Pensate ad un caso di idee, che man mano, come per incanto, prende forma e dimensione, spazio e colore. E che la pittura rievochi il mito primordiale della nascita, quasi un principio per cui il soffio generatore della vita ordini la materia in forme sempre più evolute e organizzate.
 Così dall’inconscio dell’artista affiorano gesti pittorici innocenti, quasi primitivi, che solcano la tela con incontaminata forza e purezza. L’indistinto diviene via via più distinto, fino a trovare naturalmente una propria forma.
Quello che altri cercano con la facoltà della ragione, o con il logico percorso dell’esperienza, Picchiotti lo trova nell’oblio di sé e nel rifiuto di ogni condizionamento relativo. E in questo sta la sua grandezza.
Rinnegata da sempre la logica plastica della figura, con i possibili agganci al mondo reale, l’artista ha percorso con assoluta coerenza il sentiero dell’informale, abbandonandosi alla voce della propria coscienza.
 Nella pittura Picchiotti ha sempre cercato se stesso e le ragioni prime del proprio essere; nessuna ricerca di facili effetti o suggestioni, ma libertà creative assoluta.
La pittura di Picchiotti, è pittura dell’anima, sempre in bilico fra finito e infinito, alla ricerca della propria verità interiore. Così il suo spirito ribelle si rinnova, e ogni volta plasma la materia con occhi vergini, in una sorta di illuminazione primordiale.
Una strana mescolanza di nuovo ed antico, di futuro e di passato pervade l’arte di Danilo Picchiotti come se le sue opere esaurissero l’intero ciclo della vita umana.
Il bambino, che l’artista ha sempre cercato, diviene saggio, il nuovo che le anima diviene subito memoria e coscienza, così come l’infinita energia che le sottende si addensa in materia. E’ ancora: il disordine diviene ordine.
In sintesi, una identità artistica pienamente espressa.”
ALESSANRO BISTARELLI " MUSICISTA'"

 "Danilo Picchiotti vive così come dipinge fuori da ogni attività circoscritta, sempre alla ricerca di nuovi spazi per esprimere la mai definita e realizzata coscenza, di nuovi vuoti in cui immergersi alla ricerca di possibilità originali di autentica libertà artistica. Il suo modo di lavorare è passionale e fulmineo: sui suoi quadri ci sono gli effetti di passaggi veloci, avvenuti d'istinto e senza riflessione. E' una libertà creativa istantanea, un'azione artistica che nasce prima, ed è più veloce, di ogni scelta. La sua decisione di dipingere astratto esprime il desiderio di non avere limiti, di non sottostare a regole estrene e di trascendere le dimensioni per essere "sempre altrove e dappertutto nello stesso tempo, dentro il cuore delle cose e degli esseri".

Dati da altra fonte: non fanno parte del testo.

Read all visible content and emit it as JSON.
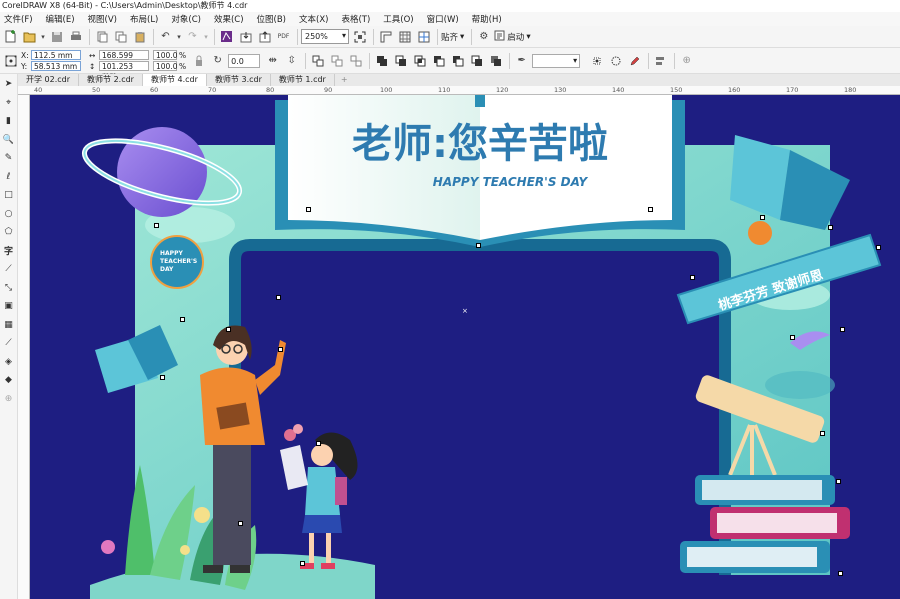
{
  "window": {
    "title": "CorelDRAW X8 (64-Bit) - C:\\Users\\Admin\\Desktop\\教师节 4.cdr"
  },
  "menu": [
    "文件(F)",
    "编辑(E)",
    "视图(V)",
    "布局(L)",
    "对象(C)",
    "效果(C)",
    "位图(B)",
    "文本(X)",
    "表格(T)",
    "工具(O)",
    "窗口(W)",
    "帮助(H)"
  ],
  "toolbar": {
    "zoom": "250%",
    "snap_label": "贴齐",
    "launch_label": "启动",
    "pdf_label": "PDF"
  },
  "properties": {
    "x": "112.5 mm",
    "y": "58.513 mm",
    "width": "168.599 mm",
    "height": "101.253 mm",
    "scale_x": "100.0",
    "scale_y": "100.0",
    "rotation": "0.0"
  },
  "tabs": [
    "开学 02.cdr",
    "教师节 2.cdr",
    "教师节 4.cdr",
    "教师节 3.cdr",
    "教师节 1.cdr"
  ],
  "active_tab": "教师节 4.cdr",
  "ruler": [
    "40",
    "50",
    "60",
    "70",
    "80",
    "90",
    "100",
    "110",
    "120",
    "130",
    "140",
    "150",
    "160",
    "170",
    "180"
  ],
  "design": {
    "title_cn": "老师:您辛苦啦",
    "title_en": "HAPPY TEACHER'S DAY",
    "badge_line1": "HAPPY",
    "badge_line2": "TEACHER'S",
    "badge_line3": "DAY",
    "ribbon": "桃李芬芳 致谢师恩"
  },
  "colors": {
    "canvas_bg": "#1e1e82",
    "frame_mint": "#7fd6c9",
    "frame_teal": "#1a6d96",
    "title_blue": "#2e7bb0"
  }
}
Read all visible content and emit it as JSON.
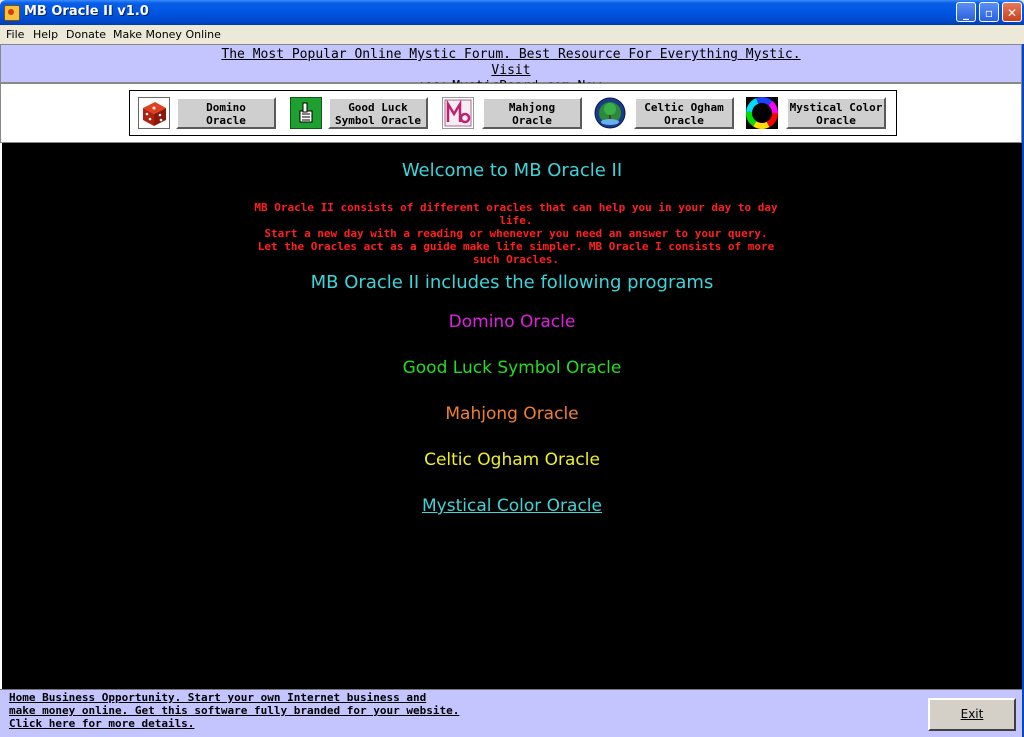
{
  "window": {
    "title": "MB Oracle II v1.0",
    "controls": [
      "minimize",
      "maximize",
      "close"
    ]
  },
  "menu": [
    "File",
    "Help",
    "Donate",
    "Make Money Online"
  ],
  "banner": {
    "line1": "The Most Popular Online Mystic Forum. Best Resource For Everything Mystic. Visit",
    "line2": "www.MysticBoard.com Now"
  },
  "toolbar": [
    {
      "icon": "dice-icon",
      "line1": "Domino",
      "line2": "Oracle"
    },
    {
      "icon": "thumbs-up-icon",
      "line1": "Good Luck",
      "line2": "Symbol Oracle"
    },
    {
      "icon": "mahjong-tile-icon",
      "line1": "Mahjong",
      "line2": "Oracle"
    },
    {
      "icon": "tree-globe-icon",
      "line1": "Celtic Ogham",
      "line2": "Oracle"
    },
    {
      "icon": "color-wheel-icon",
      "line1": "Mystical Color",
      "line2": "Oracle"
    }
  ],
  "content": {
    "welcome": "Welcome to MB Oracle II",
    "description": [
      "MB Oracle II consists of different oracles that can help you in your day to day life.",
      "Start a new day with a reading or whenever you need an answer to your query.",
      "Let the Oracles act as a guide make life simpler. MB Oracle I consists of more",
      "such Oracles."
    ],
    "includes": "MB Oracle II includes the following programs",
    "programs": [
      {
        "label": "Domino Oracle",
        "color": "#e020e0"
      },
      {
        "label": "Good Luck Symbol Oracle",
        "color": "#22dd22"
      },
      {
        "label": "Mahjong Oracle",
        "color": "#f08030"
      },
      {
        "label": "Celtic Ogham Oracle",
        "color": "#f0f020"
      },
      {
        "label": "Mystical Color Oracle",
        "color": "#3fd4d9"
      }
    ]
  },
  "footer": {
    "lines": [
      "Home Business Opportunity. Start your own Internet business and",
      "make money online. Get this software fully branded for your website.",
      "Click here for more details."
    ],
    "exit_label": "Exit"
  },
  "colors": {
    "banner_bg": "#c4c4ff",
    "content_bg": "#000000",
    "cyan_text": "#3fd4d9",
    "red_text": "#ff2020"
  }
}
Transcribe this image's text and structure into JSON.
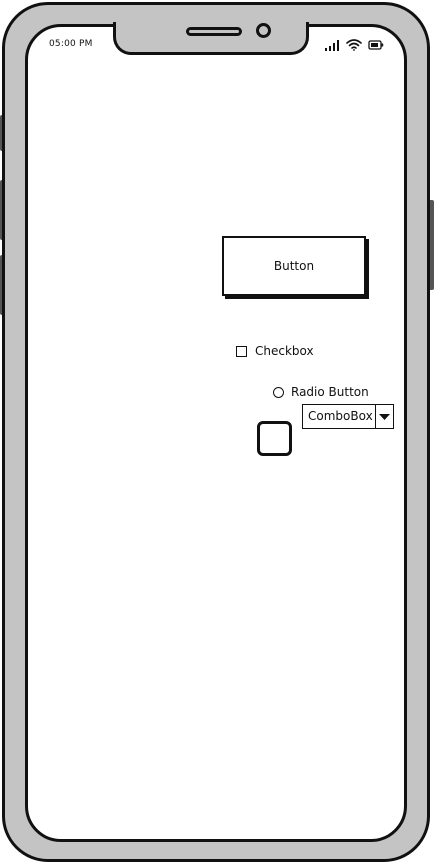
{
  "status_bar": {
    "time": "05:00 PM",
    "signal_icon": "cellular-signal-icon",
    "wifi_icon": "wifi-icon",
    "battery_icon": "battery-icon"
  },
  "widgets": {
    "button_label": "Button",
    "checkbox_label": "Checkbox",
    "checkbox_checked": false,
    "radio_label": "Radio Button",
    "radio_selected": false,
    "combobox_value": "ComboBox",
    "combobox_arrow_icon": "caret-down-icon"
  },
  "colors": {
    "frame_fill": "#c4c4c4",
    "stroke": "#111111",
    "screen": "#ffffff"
  }
}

Per questa esigenza di libertà Danilo Picchiotti non si identifica in nessun gruppo o scuola di pittura, conosce e studia l'arte astratta, ma vive la sua esperienza da solo".
Alberto Bistarelli
 
“Nell'attività artistica di Picchiotti l'informale, nelle sue molteplici declinazioni poetiche, è uno dei movimenti dominanti nello scenario artistico occidentale. Tra i motivi fondamentali di questo ampio atteggiamento culturale vi è il rifiuto di ogni collegamento con il retaggio della tradizione, della storia stessa. Il critico "militante" Michel Tapié, nel 1952, affermava che l'obiettivo del clima informale era di fare un'"art autre", svincolata cioè da ogni legame con il passato.
 
Nella pittura di 'Picchiotti vi è un'ansia di ricostruzione, fondata sulla necessità di nuovi valori, in grado di sopperire all'ormai vacua idealità di fine Ottocento, naufragata nei conflitti mondiali in un clima di generale rigetto e secessione.

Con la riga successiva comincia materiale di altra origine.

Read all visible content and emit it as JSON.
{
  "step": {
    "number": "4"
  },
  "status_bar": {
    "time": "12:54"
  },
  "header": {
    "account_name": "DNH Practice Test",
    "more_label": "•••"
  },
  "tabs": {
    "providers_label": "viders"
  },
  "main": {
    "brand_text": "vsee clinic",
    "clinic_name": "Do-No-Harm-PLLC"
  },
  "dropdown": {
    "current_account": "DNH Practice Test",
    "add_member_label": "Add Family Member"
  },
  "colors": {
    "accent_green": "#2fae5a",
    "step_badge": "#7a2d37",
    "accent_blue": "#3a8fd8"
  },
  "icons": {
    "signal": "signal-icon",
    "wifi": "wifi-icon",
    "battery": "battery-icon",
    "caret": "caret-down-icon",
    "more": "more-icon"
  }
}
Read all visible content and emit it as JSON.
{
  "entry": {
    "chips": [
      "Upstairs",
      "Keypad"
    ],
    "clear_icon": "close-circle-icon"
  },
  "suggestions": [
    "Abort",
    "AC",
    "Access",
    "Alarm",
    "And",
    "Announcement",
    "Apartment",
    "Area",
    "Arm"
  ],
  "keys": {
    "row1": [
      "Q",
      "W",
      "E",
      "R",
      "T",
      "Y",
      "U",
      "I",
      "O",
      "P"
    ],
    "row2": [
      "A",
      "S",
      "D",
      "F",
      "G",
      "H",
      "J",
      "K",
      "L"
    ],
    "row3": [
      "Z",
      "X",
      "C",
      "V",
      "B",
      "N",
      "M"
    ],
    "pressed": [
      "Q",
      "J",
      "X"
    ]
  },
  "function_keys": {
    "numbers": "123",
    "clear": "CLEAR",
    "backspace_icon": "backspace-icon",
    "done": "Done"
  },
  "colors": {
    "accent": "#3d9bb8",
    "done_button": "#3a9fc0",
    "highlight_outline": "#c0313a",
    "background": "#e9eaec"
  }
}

Una sottile, spesso contaminata, linea di demarcazione è stata rintracciata tra informale materico ed informale segnico: alcuni artisti resteranno prevalentemente materici, come   Jean Fautrier, Antoni Tápies, Jean Dubuffet, Alberto, Burri.”
Jean Daniel Mura
L’informale di materia è la tendenza che maggiormente si manifesta in Europa.
Deriva da un’antica dicotomia da Platone in poi: la polarità materia-forma. Il primo termine indica il magma informe delle energie primordiali, il secondo definisce l’organizzazione della materia in organismi superiori.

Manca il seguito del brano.